9. Incompatible Chains
Your bike might require a specific chain using a different chain can cause it to be misaligned and slip across gears.
How To Fix
Check your bike manual for the chain specifications. You can buy the appropriate chain from your local bike shop (hopefully).
Top Tip – If you are buying a new bike, always check the compatibility and availability of chains. This will save you future headaches.
10. Wrong Chain Length
Chain length is an important performance factor for your gear shifting.
A short chain can exert stress on the drivetrain, and damage it. A long chain will slip too much, making gear-changing a nightmare.
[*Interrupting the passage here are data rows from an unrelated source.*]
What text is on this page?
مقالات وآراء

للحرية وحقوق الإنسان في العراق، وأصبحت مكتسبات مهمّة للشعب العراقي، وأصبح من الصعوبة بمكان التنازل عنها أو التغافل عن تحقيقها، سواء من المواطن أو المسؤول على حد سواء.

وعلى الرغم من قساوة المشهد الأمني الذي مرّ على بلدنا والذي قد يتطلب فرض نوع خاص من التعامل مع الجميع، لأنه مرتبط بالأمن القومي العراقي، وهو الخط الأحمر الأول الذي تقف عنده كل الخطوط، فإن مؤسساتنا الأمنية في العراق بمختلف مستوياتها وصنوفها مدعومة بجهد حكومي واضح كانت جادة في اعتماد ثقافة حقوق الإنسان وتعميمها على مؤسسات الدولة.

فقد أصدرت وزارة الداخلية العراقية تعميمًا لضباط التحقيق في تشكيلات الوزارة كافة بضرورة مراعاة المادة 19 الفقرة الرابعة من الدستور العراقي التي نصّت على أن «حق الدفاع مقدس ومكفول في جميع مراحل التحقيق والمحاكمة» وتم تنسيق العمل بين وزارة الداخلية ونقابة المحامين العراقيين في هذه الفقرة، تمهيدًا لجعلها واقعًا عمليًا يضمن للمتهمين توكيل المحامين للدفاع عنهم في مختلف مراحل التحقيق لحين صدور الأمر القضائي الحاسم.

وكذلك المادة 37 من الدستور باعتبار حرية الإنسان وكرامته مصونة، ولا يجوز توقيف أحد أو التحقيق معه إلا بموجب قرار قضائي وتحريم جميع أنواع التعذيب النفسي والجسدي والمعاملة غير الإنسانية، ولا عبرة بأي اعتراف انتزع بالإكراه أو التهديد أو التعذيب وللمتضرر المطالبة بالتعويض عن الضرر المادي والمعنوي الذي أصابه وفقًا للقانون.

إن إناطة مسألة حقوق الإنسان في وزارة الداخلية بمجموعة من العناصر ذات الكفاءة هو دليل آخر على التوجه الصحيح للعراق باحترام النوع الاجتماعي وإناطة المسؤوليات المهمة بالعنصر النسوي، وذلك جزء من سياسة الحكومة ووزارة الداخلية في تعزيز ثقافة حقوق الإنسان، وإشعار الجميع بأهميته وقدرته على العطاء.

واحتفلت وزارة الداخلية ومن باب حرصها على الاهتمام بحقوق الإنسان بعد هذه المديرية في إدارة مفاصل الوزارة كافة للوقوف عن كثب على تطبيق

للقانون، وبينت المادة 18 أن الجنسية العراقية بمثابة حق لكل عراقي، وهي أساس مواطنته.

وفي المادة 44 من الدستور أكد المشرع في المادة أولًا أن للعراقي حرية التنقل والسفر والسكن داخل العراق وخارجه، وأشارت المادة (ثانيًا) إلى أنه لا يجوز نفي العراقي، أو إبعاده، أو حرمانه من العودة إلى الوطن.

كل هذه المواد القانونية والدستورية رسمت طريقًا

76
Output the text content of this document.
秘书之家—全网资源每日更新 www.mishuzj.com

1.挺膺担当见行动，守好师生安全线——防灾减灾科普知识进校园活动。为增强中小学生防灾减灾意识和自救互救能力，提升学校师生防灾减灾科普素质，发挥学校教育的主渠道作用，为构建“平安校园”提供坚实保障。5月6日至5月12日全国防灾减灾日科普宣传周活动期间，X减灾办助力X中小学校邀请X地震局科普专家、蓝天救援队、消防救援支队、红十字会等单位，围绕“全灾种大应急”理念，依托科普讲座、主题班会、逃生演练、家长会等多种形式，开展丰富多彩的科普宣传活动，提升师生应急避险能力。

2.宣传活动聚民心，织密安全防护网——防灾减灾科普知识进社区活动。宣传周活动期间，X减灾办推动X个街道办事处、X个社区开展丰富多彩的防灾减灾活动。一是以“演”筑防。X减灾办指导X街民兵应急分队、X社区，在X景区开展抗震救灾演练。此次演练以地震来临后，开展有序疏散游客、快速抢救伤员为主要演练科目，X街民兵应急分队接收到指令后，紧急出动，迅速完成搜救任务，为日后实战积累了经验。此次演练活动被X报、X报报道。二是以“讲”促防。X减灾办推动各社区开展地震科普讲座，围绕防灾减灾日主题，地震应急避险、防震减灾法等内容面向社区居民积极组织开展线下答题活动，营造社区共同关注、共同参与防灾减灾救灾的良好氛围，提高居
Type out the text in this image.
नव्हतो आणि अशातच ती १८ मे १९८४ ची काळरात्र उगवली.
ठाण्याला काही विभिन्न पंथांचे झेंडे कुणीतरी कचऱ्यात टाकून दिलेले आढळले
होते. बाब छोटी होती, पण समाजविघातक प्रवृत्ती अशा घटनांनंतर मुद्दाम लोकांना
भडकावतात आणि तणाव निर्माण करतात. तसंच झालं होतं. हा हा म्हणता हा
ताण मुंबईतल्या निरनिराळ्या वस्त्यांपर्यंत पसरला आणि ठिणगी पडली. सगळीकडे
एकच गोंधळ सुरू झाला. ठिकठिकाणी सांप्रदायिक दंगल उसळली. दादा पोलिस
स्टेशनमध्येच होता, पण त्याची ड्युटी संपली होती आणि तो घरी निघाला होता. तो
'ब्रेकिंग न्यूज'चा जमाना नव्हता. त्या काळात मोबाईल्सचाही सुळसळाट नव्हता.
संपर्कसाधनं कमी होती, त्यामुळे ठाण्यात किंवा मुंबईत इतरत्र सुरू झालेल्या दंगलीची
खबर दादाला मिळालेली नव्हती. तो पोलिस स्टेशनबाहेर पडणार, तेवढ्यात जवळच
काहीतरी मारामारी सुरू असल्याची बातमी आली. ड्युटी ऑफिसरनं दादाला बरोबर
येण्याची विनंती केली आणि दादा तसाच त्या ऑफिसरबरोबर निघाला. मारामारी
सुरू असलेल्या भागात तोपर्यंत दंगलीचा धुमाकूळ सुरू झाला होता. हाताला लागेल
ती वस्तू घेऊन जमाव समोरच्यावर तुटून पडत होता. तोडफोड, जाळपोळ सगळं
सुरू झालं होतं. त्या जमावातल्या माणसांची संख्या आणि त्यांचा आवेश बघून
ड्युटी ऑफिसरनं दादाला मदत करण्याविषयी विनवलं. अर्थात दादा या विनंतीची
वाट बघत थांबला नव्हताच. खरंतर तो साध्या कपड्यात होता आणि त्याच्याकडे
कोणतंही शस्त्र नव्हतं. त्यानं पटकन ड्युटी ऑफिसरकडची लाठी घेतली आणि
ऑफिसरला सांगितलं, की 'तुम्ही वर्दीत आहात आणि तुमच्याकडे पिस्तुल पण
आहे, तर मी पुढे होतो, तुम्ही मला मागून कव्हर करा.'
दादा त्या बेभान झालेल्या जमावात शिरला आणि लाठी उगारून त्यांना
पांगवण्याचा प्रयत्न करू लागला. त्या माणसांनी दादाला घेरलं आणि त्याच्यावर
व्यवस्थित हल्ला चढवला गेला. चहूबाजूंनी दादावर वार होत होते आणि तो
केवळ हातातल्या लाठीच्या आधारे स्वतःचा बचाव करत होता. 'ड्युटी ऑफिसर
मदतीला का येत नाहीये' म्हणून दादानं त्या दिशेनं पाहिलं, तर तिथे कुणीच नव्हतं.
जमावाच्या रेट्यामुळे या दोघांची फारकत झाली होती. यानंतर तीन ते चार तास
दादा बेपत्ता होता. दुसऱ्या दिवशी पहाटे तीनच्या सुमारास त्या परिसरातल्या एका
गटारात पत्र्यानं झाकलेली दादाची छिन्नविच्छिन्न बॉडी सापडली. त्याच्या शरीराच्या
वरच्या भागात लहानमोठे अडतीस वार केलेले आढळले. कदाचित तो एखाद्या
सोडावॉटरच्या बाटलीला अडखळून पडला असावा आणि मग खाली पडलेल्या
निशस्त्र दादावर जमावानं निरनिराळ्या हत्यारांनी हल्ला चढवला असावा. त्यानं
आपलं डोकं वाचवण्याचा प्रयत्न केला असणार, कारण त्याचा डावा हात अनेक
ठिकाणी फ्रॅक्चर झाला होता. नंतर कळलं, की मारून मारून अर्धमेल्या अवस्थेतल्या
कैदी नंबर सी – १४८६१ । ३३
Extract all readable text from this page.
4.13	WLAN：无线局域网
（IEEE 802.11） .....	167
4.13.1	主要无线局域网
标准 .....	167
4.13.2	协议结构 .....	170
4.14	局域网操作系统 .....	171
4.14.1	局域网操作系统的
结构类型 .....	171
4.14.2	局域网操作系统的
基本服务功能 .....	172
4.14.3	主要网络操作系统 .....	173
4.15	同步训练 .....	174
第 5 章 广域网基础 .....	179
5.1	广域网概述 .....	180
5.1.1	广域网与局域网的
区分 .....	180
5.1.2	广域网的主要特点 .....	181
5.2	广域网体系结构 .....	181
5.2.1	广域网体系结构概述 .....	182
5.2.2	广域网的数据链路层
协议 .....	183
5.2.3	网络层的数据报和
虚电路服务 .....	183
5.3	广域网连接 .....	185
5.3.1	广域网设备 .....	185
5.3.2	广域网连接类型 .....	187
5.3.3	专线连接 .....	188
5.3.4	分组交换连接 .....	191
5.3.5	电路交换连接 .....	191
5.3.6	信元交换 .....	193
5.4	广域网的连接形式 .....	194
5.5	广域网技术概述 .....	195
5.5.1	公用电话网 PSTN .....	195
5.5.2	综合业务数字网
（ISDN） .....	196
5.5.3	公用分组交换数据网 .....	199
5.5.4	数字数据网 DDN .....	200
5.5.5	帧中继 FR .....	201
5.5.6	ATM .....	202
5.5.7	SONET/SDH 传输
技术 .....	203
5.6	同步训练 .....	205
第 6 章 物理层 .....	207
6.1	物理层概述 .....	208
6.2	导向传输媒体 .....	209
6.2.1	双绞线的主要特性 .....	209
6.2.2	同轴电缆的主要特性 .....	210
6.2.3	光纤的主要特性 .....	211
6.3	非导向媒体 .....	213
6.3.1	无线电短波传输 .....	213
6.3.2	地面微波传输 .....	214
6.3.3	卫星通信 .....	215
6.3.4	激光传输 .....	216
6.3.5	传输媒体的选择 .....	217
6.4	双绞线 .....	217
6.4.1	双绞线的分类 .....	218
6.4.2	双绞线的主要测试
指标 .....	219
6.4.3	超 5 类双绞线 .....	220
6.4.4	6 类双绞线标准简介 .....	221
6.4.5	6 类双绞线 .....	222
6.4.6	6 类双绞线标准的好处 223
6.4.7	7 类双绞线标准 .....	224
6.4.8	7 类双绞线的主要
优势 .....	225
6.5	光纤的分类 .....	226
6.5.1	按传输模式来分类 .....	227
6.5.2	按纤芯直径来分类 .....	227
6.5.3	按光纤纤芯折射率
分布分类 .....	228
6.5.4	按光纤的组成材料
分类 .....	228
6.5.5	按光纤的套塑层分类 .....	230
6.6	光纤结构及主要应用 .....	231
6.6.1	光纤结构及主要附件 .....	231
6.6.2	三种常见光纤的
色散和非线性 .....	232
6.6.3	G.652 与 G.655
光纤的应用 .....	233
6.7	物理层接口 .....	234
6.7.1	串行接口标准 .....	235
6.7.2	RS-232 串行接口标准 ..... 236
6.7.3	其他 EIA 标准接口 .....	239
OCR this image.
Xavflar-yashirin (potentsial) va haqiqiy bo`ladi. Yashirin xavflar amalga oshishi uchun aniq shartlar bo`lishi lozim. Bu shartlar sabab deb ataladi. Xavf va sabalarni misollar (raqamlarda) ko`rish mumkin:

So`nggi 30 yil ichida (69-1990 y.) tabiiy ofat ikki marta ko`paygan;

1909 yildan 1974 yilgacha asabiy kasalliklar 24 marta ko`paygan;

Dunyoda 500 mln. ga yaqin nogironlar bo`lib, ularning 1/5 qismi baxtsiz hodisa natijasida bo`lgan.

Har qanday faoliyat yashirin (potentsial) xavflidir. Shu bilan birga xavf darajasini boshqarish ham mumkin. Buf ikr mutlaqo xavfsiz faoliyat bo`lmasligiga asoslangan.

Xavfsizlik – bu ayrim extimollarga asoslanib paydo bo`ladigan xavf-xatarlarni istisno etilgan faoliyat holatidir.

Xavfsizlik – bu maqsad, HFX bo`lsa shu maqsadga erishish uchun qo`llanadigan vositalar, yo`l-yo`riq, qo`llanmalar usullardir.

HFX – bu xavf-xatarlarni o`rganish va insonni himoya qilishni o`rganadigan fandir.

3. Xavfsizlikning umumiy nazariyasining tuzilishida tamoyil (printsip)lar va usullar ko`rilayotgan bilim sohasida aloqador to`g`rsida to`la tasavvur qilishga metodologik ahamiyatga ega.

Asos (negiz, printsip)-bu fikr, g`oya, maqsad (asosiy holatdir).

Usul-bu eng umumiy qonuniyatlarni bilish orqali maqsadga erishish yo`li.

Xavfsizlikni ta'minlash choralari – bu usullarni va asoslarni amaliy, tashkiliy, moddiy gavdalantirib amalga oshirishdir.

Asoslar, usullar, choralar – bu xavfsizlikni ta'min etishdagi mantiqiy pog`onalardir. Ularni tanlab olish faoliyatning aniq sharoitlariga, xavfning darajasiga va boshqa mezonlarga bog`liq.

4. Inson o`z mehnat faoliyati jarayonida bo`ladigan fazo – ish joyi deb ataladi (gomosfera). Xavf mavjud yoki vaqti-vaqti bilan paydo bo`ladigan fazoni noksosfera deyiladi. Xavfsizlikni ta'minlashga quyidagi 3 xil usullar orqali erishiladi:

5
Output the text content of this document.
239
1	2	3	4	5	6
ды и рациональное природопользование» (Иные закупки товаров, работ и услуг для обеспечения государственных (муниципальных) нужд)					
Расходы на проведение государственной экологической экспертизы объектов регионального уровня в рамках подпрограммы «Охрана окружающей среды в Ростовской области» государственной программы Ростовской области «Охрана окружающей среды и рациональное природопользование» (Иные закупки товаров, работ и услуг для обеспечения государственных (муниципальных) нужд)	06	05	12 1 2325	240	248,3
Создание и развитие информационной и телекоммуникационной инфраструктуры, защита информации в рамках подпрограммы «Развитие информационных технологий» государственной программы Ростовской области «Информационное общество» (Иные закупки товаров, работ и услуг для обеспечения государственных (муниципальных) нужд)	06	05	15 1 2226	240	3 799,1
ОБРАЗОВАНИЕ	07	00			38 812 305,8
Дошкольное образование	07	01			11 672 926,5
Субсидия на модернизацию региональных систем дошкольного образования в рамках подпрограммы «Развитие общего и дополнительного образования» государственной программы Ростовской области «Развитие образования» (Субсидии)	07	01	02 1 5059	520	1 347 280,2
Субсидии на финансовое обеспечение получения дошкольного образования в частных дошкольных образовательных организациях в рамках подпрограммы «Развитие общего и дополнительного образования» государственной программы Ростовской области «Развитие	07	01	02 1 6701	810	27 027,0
Many commercial bike chains come with 116 links. This is typically more than the requirement for most bikes. So you might need to adjust the chain length by removing some links.
How To Fix
When buying a new bike chain, hold it against the old chain to count the required links.
However, older chains change lengths, so you need to check if the links are the right length.
You can also use the ‘big-big’ method to measure the required chain length. Put the chain around the largest chainring in the front and the largest sprocket in the rear. Do not slide it through the rear derailleur.
You should leave one inch or one link for the derailleur, and ensure the chain has the correct tension. This will tell you the exact chain length you need.
11. Excessive Lube
An excessive amount of lubricant on the chain will cause your sprockets to lose contact with it.
Your chain and sprockets will literally be slippery. Too much lube will also cause more dust particles to accumulate, leading to more damage over time.
How To Fix
You need to clean your chain using a cloth after any excessive greasing and use a small amount of lubricant when re-greasing your bike
As you can see, there are many reasons why your chain can slip.
At first, it may seem overwhelming to think about detecting the cause of the slipping.
But often, the reason behind poor bike performance is very simple. I hope this guide equips you with the know-how you need to solve any issues with your bike chain.